Most members of Australia's dressing room also felt there was enough evidence for third umpire Joel Wilson to rule 'not out', as did former England captain Michael Vaughan and pace legend Michael Holding.

Joe Root's contentious catch. (Photo by Stu Forster/Getty Images)

However it remained out, and Bichel was less than impressed.

“It didn’t carry. We can see that,” the former Aussie fast bowler said on Macquarie Sports Radio on Tuesday.

“It’s ricocheted off the player as well so it’s bobbled a little bit to him so therefore he’d know if he’s picked it up on the half volley.

“It’s blatant cheating.”

Bichel also slammed the way Root acted after claiming the catch, telling Labuschagne in no uncertain terms where to go.

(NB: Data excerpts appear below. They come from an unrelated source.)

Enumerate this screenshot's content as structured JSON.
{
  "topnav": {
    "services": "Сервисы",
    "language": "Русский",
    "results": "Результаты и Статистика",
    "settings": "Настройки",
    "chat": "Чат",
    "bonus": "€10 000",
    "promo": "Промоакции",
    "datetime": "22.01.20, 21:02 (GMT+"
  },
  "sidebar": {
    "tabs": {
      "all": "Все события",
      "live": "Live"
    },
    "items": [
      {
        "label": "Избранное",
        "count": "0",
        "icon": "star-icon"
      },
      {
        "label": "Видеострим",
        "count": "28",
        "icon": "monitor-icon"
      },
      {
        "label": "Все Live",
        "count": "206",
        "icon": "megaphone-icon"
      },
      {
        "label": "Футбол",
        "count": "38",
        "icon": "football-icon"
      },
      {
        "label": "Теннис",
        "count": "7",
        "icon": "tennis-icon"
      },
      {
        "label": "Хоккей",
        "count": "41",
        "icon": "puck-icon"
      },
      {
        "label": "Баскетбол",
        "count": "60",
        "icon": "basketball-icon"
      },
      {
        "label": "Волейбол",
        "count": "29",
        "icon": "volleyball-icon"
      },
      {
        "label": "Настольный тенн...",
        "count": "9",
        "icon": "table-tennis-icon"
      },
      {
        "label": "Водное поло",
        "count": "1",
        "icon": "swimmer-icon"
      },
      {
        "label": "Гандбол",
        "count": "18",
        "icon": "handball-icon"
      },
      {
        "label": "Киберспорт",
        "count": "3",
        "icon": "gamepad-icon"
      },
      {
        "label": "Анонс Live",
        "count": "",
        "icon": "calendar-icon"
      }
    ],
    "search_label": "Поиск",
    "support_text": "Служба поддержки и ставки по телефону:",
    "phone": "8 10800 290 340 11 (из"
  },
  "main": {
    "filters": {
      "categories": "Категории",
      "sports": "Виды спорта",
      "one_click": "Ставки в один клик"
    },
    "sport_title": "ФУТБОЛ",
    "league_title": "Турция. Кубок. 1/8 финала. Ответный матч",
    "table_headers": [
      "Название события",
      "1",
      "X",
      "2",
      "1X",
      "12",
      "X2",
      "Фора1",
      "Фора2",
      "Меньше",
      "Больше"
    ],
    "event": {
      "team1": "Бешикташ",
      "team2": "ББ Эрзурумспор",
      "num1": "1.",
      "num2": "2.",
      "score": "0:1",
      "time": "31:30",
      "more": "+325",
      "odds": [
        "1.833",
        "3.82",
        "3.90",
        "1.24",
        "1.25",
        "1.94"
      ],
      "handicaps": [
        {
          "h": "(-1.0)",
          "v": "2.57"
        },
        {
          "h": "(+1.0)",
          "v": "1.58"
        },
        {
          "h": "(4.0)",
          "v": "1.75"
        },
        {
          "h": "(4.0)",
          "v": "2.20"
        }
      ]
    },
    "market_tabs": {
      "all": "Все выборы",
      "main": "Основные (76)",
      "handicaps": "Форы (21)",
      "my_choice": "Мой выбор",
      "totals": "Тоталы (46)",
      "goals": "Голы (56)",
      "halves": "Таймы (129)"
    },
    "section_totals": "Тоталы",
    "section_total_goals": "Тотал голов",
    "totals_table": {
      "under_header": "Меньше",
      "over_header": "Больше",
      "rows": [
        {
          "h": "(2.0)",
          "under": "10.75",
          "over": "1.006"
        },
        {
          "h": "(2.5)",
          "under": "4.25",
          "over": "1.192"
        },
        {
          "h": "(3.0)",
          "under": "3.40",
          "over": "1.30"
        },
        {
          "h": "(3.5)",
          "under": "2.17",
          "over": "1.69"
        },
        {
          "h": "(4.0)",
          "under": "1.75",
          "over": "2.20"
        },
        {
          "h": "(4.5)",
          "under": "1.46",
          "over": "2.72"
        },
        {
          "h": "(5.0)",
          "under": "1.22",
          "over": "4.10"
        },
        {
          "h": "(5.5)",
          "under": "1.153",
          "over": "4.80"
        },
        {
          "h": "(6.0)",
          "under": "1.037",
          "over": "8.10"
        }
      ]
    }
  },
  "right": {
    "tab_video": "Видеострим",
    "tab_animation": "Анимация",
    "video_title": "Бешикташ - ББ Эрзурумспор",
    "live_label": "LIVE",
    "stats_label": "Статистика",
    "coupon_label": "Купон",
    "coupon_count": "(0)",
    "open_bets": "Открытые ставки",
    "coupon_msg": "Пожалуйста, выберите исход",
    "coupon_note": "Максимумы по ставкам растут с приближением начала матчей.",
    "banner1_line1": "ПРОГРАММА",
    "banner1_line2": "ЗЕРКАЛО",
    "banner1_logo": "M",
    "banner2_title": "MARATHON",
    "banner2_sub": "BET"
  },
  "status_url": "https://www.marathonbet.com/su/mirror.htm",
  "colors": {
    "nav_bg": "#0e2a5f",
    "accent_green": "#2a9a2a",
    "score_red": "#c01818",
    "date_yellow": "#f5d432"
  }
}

“To stand there and all of a sudden give Marnus a bit of a send off as well when Marnus is seeing the footage on the screen that he’s not out and shouldn’t be out. It was a real bizarre one from Joe (Root),” Bichel said.

Andy Bichel in action for Australia in 2003. (Photo by Shaun Botterill/Getty Images)

“You’d like to think there’d be a gentleman’s approach to that and just say ‘mate, I didn’t catch that’ and you don’t even go upstairs for it.

“It’s a little low point for a man under pressure in Joe Root. He hasn’t got any runs and now it’s just mounting on him day by day.”

Root maintains innocence

In sharp contrast, Root was certain it was a clean catch and held up his finger to signal out.

Labuschagne walked off shaking his head after exchanging words with Root.

"As a fielder sometimes you feel like you've caught it and that may have been the case," Labuschagne told reporters.

"But definitely when I saw it on replay, I was like; it looks like it bounced.

"I'm not an umpiring professional, so we'll leave it to them. I'm just disappointed to get out that way, to put us under a little bit of pressure."

Surely this isn't out? Image: Channel Nine

Root didn't mince words when asked about the incident.

"I said I caught it," Root recalled.

"I'm an honest guy. I'm not going to try to cheat the game, regardless of the situation.

"It's quite disappointing when it's slowed down and people start questioning your integrity. We play the game in a certain way and that's the right way.

"You know if your fingers are underneath the ball, clearly felt that was the case ... they (slow-motion replays) always look worse than they are."

Test umpires routinely ask the third umpire to review low catches whenever they're uncertain but footage of such dismissals is rarely conclusive.

Marnus Labuschagne was forced to depart. (Photo by ADRIAN DENNIS/AFP/Getty Images)

Captains in some series have made a pact, agreeing to take the fielder's word on disputed catches.

"It'd be nice if there was a little bit more of that but it is what it is," Root said.

"DRS and everything - a lot more does go upstairs. It happens with catches as well.

"It's not going to change ... might as well just get on with it."

Counterpart Tim Paine tried to be diplomatic when asked about the divisive dismissal.

"He thought he caught it. You can make your own opinions from what you saw on the TV, I am not going to comment on it," Paine said.